The customer is no longer always right

Have it your way? How 1970s. A growing cadre of restaurants is just saying no to diners and the traditional “customer is always right” modus operandi. They’re saying no to kids, credit cards and perfume, to cell phones, cameras and to lingering too long. Even, in the case of Rogue24 in Washington, D.C., to holding tables without a reservation agreement that prospective guests must sign and return within 72 hours of making a reservation. They’re thumbing their noses at the have-it-your-way generation and setting their own rules, despite the considerable risk of offending some guests.

At Santa Fe’s 60-seat Nostrani Ristorante, owner Eric Stapelman put a no-fragrance rule into play three years after opening.
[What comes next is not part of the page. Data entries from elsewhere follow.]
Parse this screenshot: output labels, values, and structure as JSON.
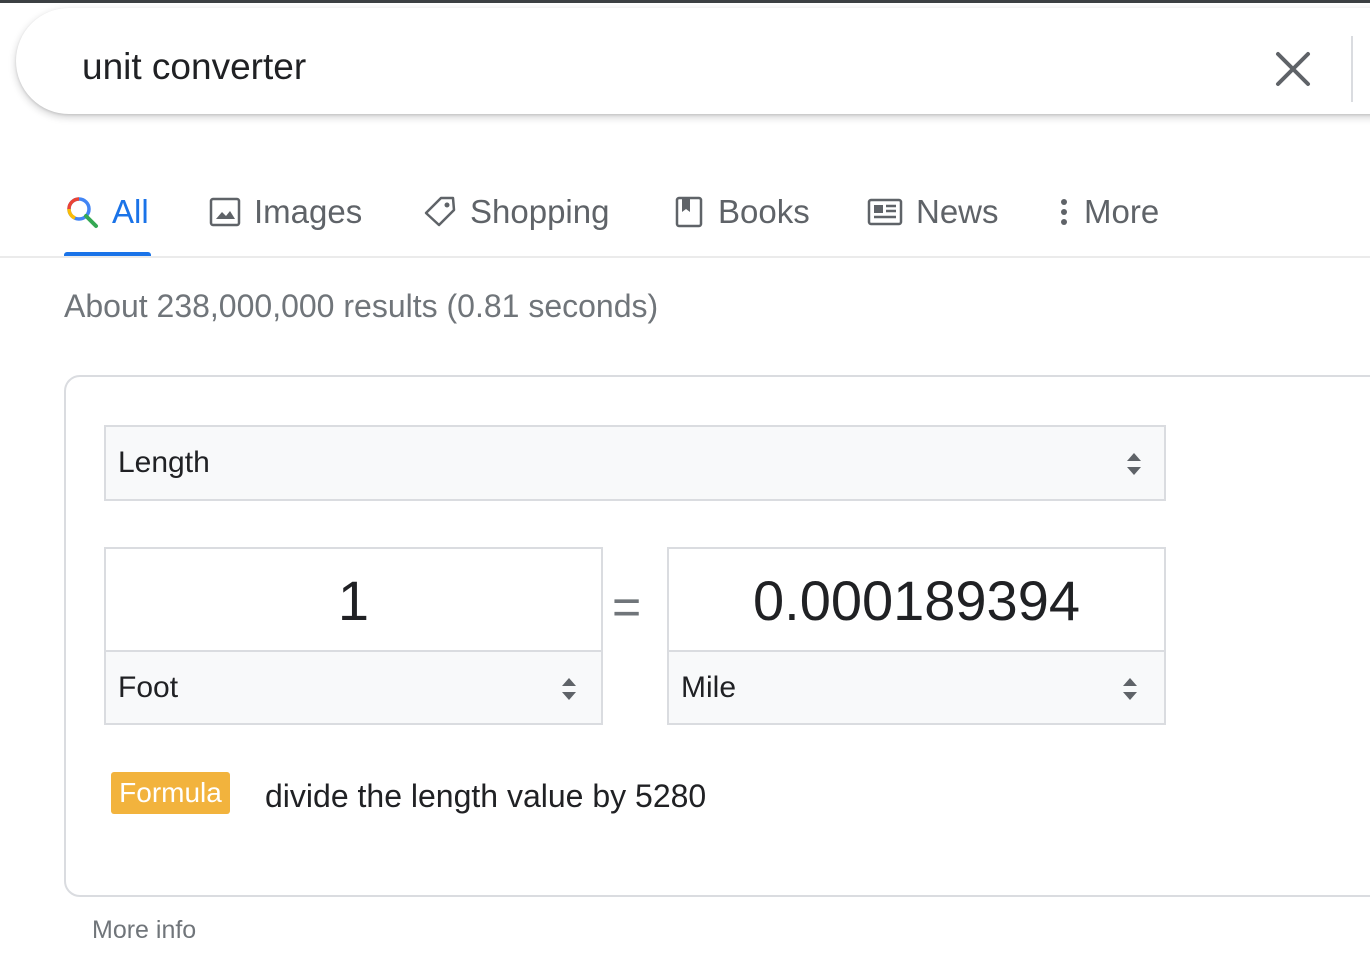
{
  "search": {
    "query": "unit converter"
  },
  "tabs": [
    {
      "label": "All",
      "icon": "search-icon",
      "active": true
    },
    {
      "label": "Images",
      "icon": "image-icon",
      "active": false
    },
    {
      "label": "Shopping",
      "icon": "tag-icon",
      "active": false
    },
    {
      "label": "Books",
      "icon": "book-icon",
      "active": false
    },
    {
      "label": "News",
      "icon": "news-icon",
      "active": false
    },
    {
      "label": "More",
      "icon": "more-vert-icon",
      "active": false
    }
  ],
  "result_stats": "About 238,000,000 results (0.81 seconds)",
  "converter": {
    "category": "Length",
    "from_value": "1",
    "from_unit": "Foot",
    "equals": "=",
    "to_value": "0.000189394",
    "to_unit": "Mile",
    "formula_badge": "Formula",
    "formula_text": "divide the length value by 5280"
  },
  "more_info": "More info",
  "colors": {
    "accent": "#1a73e8",
    "formula_badge": "#f2b33d",
    "muted_text": "#70757a"
  }
}
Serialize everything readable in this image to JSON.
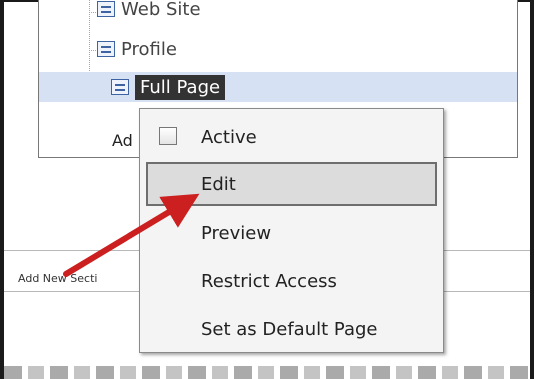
{
  "tree": {
    "items": [
      {
        "label": "Web Site"
      },
      {
        "label": "Profile"
      },
      {
        "label": "Full Page"
      }
    ],
    "partial_link": "Ad"
  },
  "section": {
    "label": "Add New Secti"
  },
  "context_menu": {
    "items": [
      {
        "label": "Active",
        "checked": false
      },
      {
        "label": "Edit",
        "hovered": true
      },
      {
        "label": "Preview"
      },
      {
        "label": "Restrict Access"
      },
      {
        "label": "Set as Default Page"
      }
    ]
  },
  "annotation": {
    "arrow_color": "#cc1f1f"
  },
  "colors": {
    "selection": "#d6e1f4",
    "menu_bg": "#f4f4f4"
  }
}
Anyone arriving for dinner smelling of perfume will be politely turned away. “At first, customer response was ‘WHAT?!,’ but now 95 percent of the people have heard and are okay with it. The other 5 percent, however, are the ones that go online and really blast you.”

Nostrani, which touts a 6,000-bottle wine collection and organic produce grown on-site, is now billed as a “safe haven” for both chemical allergy sufferers and serious food and wine enthusiasts. While the policy ticks some people off—in one extreme case an incensed guest refused to leave until Stapelman called the cops—he says check averages are up 35 percent since he lowered the boom on perfume. He correlates the increase directly to guests’ increased comfort in ordering high-end wines. “They can enjoy a great wine and not be encumbered by some strong, stinky perfume.”

A less radical house rule than Stapelman’s, though one that has generated a lot of buzz lately, is no kids. And it’s one that seems to be picking up momentum. At Sprout in Chicago, chef-owner Dave Levitsky has a ban on kids under 12 for the restaurant’s popular Sunday brunch. In St. Augustine, Florida, Cap’s on the Water owners Vivian and Bernard de Raad recently banned kids from the restaurant’s main dining room, noting in press reports that “we’re restaurateurs, not babysitters.” Despite a few upset customers, Bernard noted that business overall is up.

Citing both the declining behavior of young kids and parents who don’t control them, Mike Vuick this summer banned kids under six at his McDain’s Restaurant in Monroeville, Pennsylvania. Six weeks into the move, Vuick says he was getting 20 emails congratulating him for every one against it (he’d gotten thousands). Business is up dramatically, in part from the PR generated via more than 80 national and local media interviews. More significantly, he says, “people are coming from all over to eat here. I’m a rock star. I can’t even go to the mall without people stopping me and saying, ‘Hey, you’re the guy with the no-kids restaurant!’ We’ve picked up so many new customers who have already returned several times. ”

While kids are welcome at Diablo Burger in Flagstaff, Arizona, and Jolly Bob’s Caribbean Food & Drink in Madison, Wisconsin, credit cards aren’t. Diablo’s owner Derrick Widmark says no to cards as part of his locally driven operating philosophy. In a section on the restaurant’s Web site, Widmark explains: “When businesses aren’t owned locally, money leaves the community at every transaction. And last we checked, there are no locally owned credit card companies.”

Customer responses have been varied, but the policy hasn’t hurt business in any appreciable way, he says. “We’ve had people storm out, enraged, and there is no shortage of folks who think it is absurd, archaic, small-minded or in some way offensive to their rights as credit-card carrying Americans. Most folks appreciate it, understand it or perhaps simply indulge us in return for a really tasty (local) burger.”

Jolly Bob’s owner Tim Erickson admits the no-card rule is one that some customers simply can’t stomach “in this day and age” and likely keeps a handful away. In place since he opened the award-winning restaurant more than 15 years ago, however, it’s not a rule he’s inclined to change. “We have an ATM inside the restaurant that accepts all cards,” he says. “And we accept checks for dinner. That placates most. We’re a small, local restaurant and most everyone around knows the rule. The toughest situations are with business people used to entertaining on company credit cards. We once got stiffed on a $1,400 tab by a group of really upset salespeople. They couldn’t settle that night, and never came through with a company check as promised after the fact. So it can bite you pretty hard, but overall it’s still the route we choose to take.”